By Ewan Day-Collins
22nd December, 2011
Luis Suarez has been handed an eight match ban and a £40,000 fine by the FA this week for racially abusing Patrice Evra in a heated match between Liverpool and Manchester United. Yet, Liverpool FC, on their website, claim that not only will they stand by Suarez’s claim of not guilty, but they believe to have a found a potential issue in the evidence of the proceedings.
Liverpool, in a statement issued on Tuesday night, proclaim: “We find it extraordinary that Luis (Suarez) can be found guilty on the word of Patrice Evra alone when no-one else on the field of play – including Evra’s own Manchester United team mates and all the match officials – heard the alleged conversation between the two players”.

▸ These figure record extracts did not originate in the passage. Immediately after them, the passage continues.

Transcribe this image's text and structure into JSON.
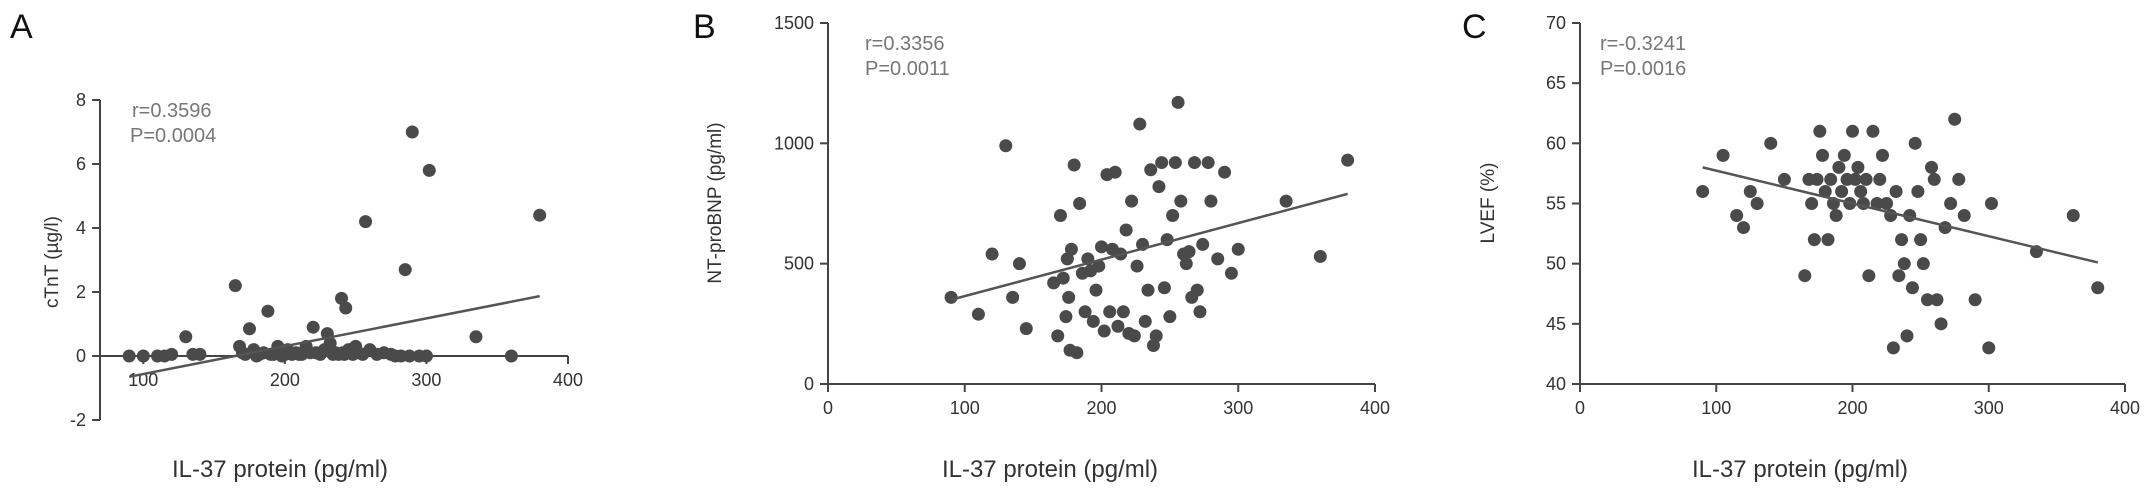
{
  "chart_data": [
    {
      "type": "scatter",
      "panel": "A",
      "stats": [
        "r=0.3596",
        "P=0.0004"
      ],
      "xlabel": "IL-37 protein  (pg/ml)",
      "ylabel": "cTnT (µg/l)",
      "xlim": [
        80,
        400
      ],
      "ylim": [
        -2,
        8
      ],
      "xticks": [
        100,
        200,
        300,
        400
      ],
      "yticks": [
        -2,
        0,
        2,
        4,
        6,
        8
      ],
      "zero_line": true,
      "trend": [
        [
          90,
          -0.65
        ],
        [
          380,
          1.87
        ]
      ],
      "points": [
        [
          90,
          0
        ],
        [
          100,
          0
        ],
        [
          110,
          0
        ],
        [
          115,
          0
        ],
        [
          120,
          0.05
        ],
        [
          130,
          0.6
        ],
        [
          135,
          0.05
        ],
        [
          140,
          0.05
        ],
        [
          165,
          2.2
        ],
        [
          168,
          0.3
        ],
        [
          170,
          0.1
        ],
        [
          172,
          0.05
        ],
        [
          175,
          0.85
        ],
        [
          178,
          0.2
        ],
        [
          180,
          0
        ],
        [
          182,
          0.05
        ],
        [
          185,
          0.1
        ],
        [
          188,
          1.4
        ],
        [
          190,
          0.05
        ],
        [
          192,
          0.05
        ],
        [
          195,
          0.3
        ],
        [
          198,
          0
        ],
        [
          200,
          0.05
        ],
        [
          202,
          0.2
        ],
        [
          205,
          0.05
        ],
        [
          208,
          0.1
        ],
        [
          210,
          0.05
        ],
        [
          212,
          0.05
        ],
        [
          215,
          0.3
        ],
        [
          218,
          0.1
        ],
        [
          220,
          0.9
        ],
        [
          222,
          0.1
        ],
        [
          225,
          0.05
        ],
        [
          228,
          0.2
        ],
        [
          230,
          0.7
        ],
        [
          232,
          0.4
        ],
        [
          234,
          0.05
        ],
        [
          236,
          0.1
        ],
        [
          238,
          0.05
        ],
        [
          240,
          1.8
        ],
        [
          241,
          0.1
        ],
        [
          242,
          0.05
        ],
        [
          243,
          1.5
        ],
        [
          245,
          0.2
        ],
        [
          248,
          0.05
        ],
        [
          250,
          0.3
        ],
        [
          252,
          0.1
        ],
        [
          255,
          0.05
        ],
        [
          257,
          4.2
        ],
        [
          260,
          0.2
        ],
        [
          265,
          0.05
        ],
        [
          270,
          0.1
        ],
        [
          275,
          0.05
        ],
        [
          278,
          0
        ],
        [
          282,
          0
        ],
        [
          285,
          2.7
        ],
        [
          288,
          0
        ],
        [
          290,
          7.0
        ],
        [
          295,
          0
        ],
        [
          300,
          0
        ],
        [
          302,
          5.8
        ],
        [
          335,
          0.6
        ],
        [
          360,
          0
        ],
        [
          380,
          4.4
        ]
      ]
    },
    {
      "type": "scatter",
      "panel": "B",
      "stats": [
        "r=0.3356",
        "P=0.0011"
      ],
      "xlabel": "IL-37 protein  (pg/ml)",
      "ylabel": "NT-proBNP (pg/ml)",
      "xlim": [
        0,
        400
      ],
      "ylim": [
        0,
        1500
      ],
      "xticks": [
        0,
        100,
        200,
        300,
        400
      ],
      "yticks": [
        0,
        500,
        1000,
        1500
      ],
      "zero_line": false,
      "trend": [
        [
          90,
          350
        ],
        [
          380,
          790
        ]
      ],
      "points": [
        [
          90,
          360
        ],
        [
          110,
          290
        ],
        [
          120,
          540
        ],
        [
          130,
          990
        ],
        [
          135,
          360
        ],
        [
          140,
          500
        ],
        [
          145,
          230
        ],
        [
          165,
          420
        ],
        [
          168,
          200
        ],
        [
          170,
          700
        ],
        [
          172,
          440
        ],
        [
          174,
          280
        ],
        [
          175,
          520
        ],
        [
          176,
          360
        ],
        [
          177,
          140
        ],
        [
          178,
          560
        ],
        [
          180,
          910
        ],
        [
          182,
          130
        ],
        [
          184,
          750
        ],
        [
          186,
          460
        ],
        [
          188,
          300
        ],
        [
          190,
          520
        ],
        [
          192,
          470
        ],
        [
          194,
          260
        ],
        [
          196,
          390
        ],
        [
          198,
          490
        ],
        [
          200,
          570
        ],
        [
          202,
          220
        ],
        [
          204,
          870
        ],
        [
          206,
          300
        ],
        [
          208,
          560
        ],
        [
          210,
          880
        ],
        [
          212,
          240
        ],
        [
          214,
          540
        ],
        [
          216,
          300
        ],
        [
          218,
          640
        ],
        [
          220,
          210
        ],
        [
          222,
          760
        ],
        [
          224,
          200
        ],
        [
          226,
          490
        ],
        [
          228,
          1080
        ],
        [
          230,
          580
        ],
        [
          232,
          260
        ],
        [
          234,
          390
        ],
        [
          236,
          890
        ],
        [
          238,
          160
        ],
        [
          240,
          200
        ],
        [
          242,
          820
        ],
        [
          244,
          920
        ],
        [
          246,
          400
        ],
        [
          248,
          600
        ],
        [
          250,
          280
        ],
        [
          252,
          700
        ],
        [
          254,
          920
        ],
        [
          256,
          1170
        ],
        [
          258,
          760
        ],
        [
          260,
          540
        ],
        [
          262,
          500
        ],
        [
          264,
          550
        ],
        [
          266,
          360
        ],
        [
          268,
          920
        ],
        [
          270,
          390
        ],
        [
          272,
          300
        ],
        [
          274,
          580
        ],
        [
          278,
          920
        ],
        [
          280,
          760
        ],
        [
          285,
          520
        ],
        [
          290,
          880
        ],
        [
          295,
          460
        ],
        [
          300,
          560
        ],
        [
          335,
          760
        ],
        [
          360,
          530
        ],
        [
          380,
          930
        ]
      ]
    },
    {
      "type": "scatter",
      "panel": "C",
      "stats": [
        "r=-0.3241",
        "P=0.0016"
      ],
      "xlabel": "IL-37 protein  (pg/ml)",
      "ylabel": "LVEF (%)",
      "xlim": [
        0,
        400
      ],
      "ylim": [
        40,
        70
      ],
      "xticks": [
        0,
        100,
        200,
        300,
        400
      ],
      "yticks": [
        40,
        45,
        50,
        55,
        60,
        65,
        70
      ],
      "zero_line": false,
      "trend": [
        [
          90,
          58.0
        ],
        [
          380,
          50.1
        ]
      ],
      "points": [
        [
          90,
          56
        ],
        [
          105,
          59
        ],
        [
          115,
          54
        ],
        [
          120,
          53
        ],
        [
          125,
          56
        ],
        [
          130,
          55
        ],
        [
          140,
          60
        ],
        [
          150,
          57
        ],
        [
          165,
          49
        ],
        [
          168,
          57
        ],
        [
          170,
          55
        ],
        [
          172,
          52
        ],
        [
          174,
          57
        ],
        [
          176,
          61
        ],
        [
          178,
          59
        ],
        [
          180,
          56
        ],
        [
          182,
          52
        ],
        [
          184,
          57
        ],
        [
          186,
          55
        ],
        [
          188,
          54
        ],
        [
          190,
          58
        ],
        [
          192,
          56
        ],
        [
          194,
          59
        ],
        [
          196,
          57
        ],
        [
          198,
          55
        ],
        [
          200,
          61
        ],
        [
          202,
          57
        ],
        [
          204,
          58
        ],
        [
          206,
          56
        ],
        [
          208,
          55
        ],
        [
          210,
          57
        ],
        [
          212,
          49
        ],
        [
          215,
          61
        ],
        [
          218,
          55
        ],
        [
          220,
          57
        ],
        [
          222,
          59
        ],
        [
          225,
          55
        ],
        [
          228,
          54
        ],
        [
          230,
          43
        ],
        [
          232,
          56
        ],
        [
          234,
          49
        ],
        [
          236,
          52
        ],
        [
          238,
          50
        ],
        [
          240,
          44
        ],
        [
          242,
          54
        ],
        [
          244,
          48
        ],
        [
          246,
          60
        ],
        [
          248,
          56
        ],
        [
          250,
          52
        ],
        [
          252,
          50
        ],
        [
          255,
          47
        ],
        [
          258,
          58
        ],
        [
          260,
          57
        ],
        [
          262,
          47
        ],
        [
          265,
          45
        ],
        [
          268,
          53
        ],
        [
          272,
          55
        ],
        [
          275,
          62
        ],
        [
          278,
          57
        ],
        [
          282,
          54
        ],
        [
          290,
          47
        ],
        [
          300,
          43
        ],
        [
          302,
          55
        ],
        [
          335,
          51
        ],
        [
          362,
          54
        ],
        [
          380,
          48
        ]
      ]
    }
  ],
  "panels": {
    "a": {
      "letter": "A"
    },
    "b": {
      "letter": "B"
    },
    "c": {
      "letter": "C"
    }
  }
}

It is this problem that Liverpool will seek to exploit, desperate to retain their profligate goal scorer for the eight matches that his ban details. Of course, it may well not defend or prove Suarez’s innocence but, if they are correct, it could jeopardise the whole case for the FA.
Surely it sets a dangerous precedent if no secondary evidence is required to testify the declaration that a man could be found guilty of such a heinous crime. Despite Evra’s chequered past - his own integrity having previously been questioned by the FA after an altercation with a Chelsea grounds man, who was found to have no case to answer – this should bear no relevance to this current case. But the fact, according to Liverpool FC’s statement, that no definitive proof was provided and that Evra even stated that Suarez is “not a racist” seems less than conclusive.
I am all for the emphatic and unequivocal stand against racism that the independent panel made on Tuesday night. But, I am not for the integrity of a man being taken into account in a hearing such as this. Character judgements should not be made and, if found guilty, it should be with definitive and unquestionable evidence from a secondary source. Evra’s word, if this is the foundations of the decision, appears not to be a reliable source of evidence – no more so than hundreds of partisan Kop fans.
We have not been granted access to the wide range of camera angles that the panel had available. However, from the shots we have seen there appears no obvious racist slur – not as clear as that of John Terry who will faces a criminal court proceeding into alleged racist abuse towards Anton Ferdinand. I would be tentative about branding Suarez a racist for life on, according to Liverpool FC, biased evidence.
If Suarez is guilty he deserves all the punishment he can receive – an eight match ban the minimum he should be allocated. Yet, unless an incontestable piece of proof arises – Evra’s word not being that – this stand on racism is false. We cannot afford mistakes with the consequences being of this magnitude and importance.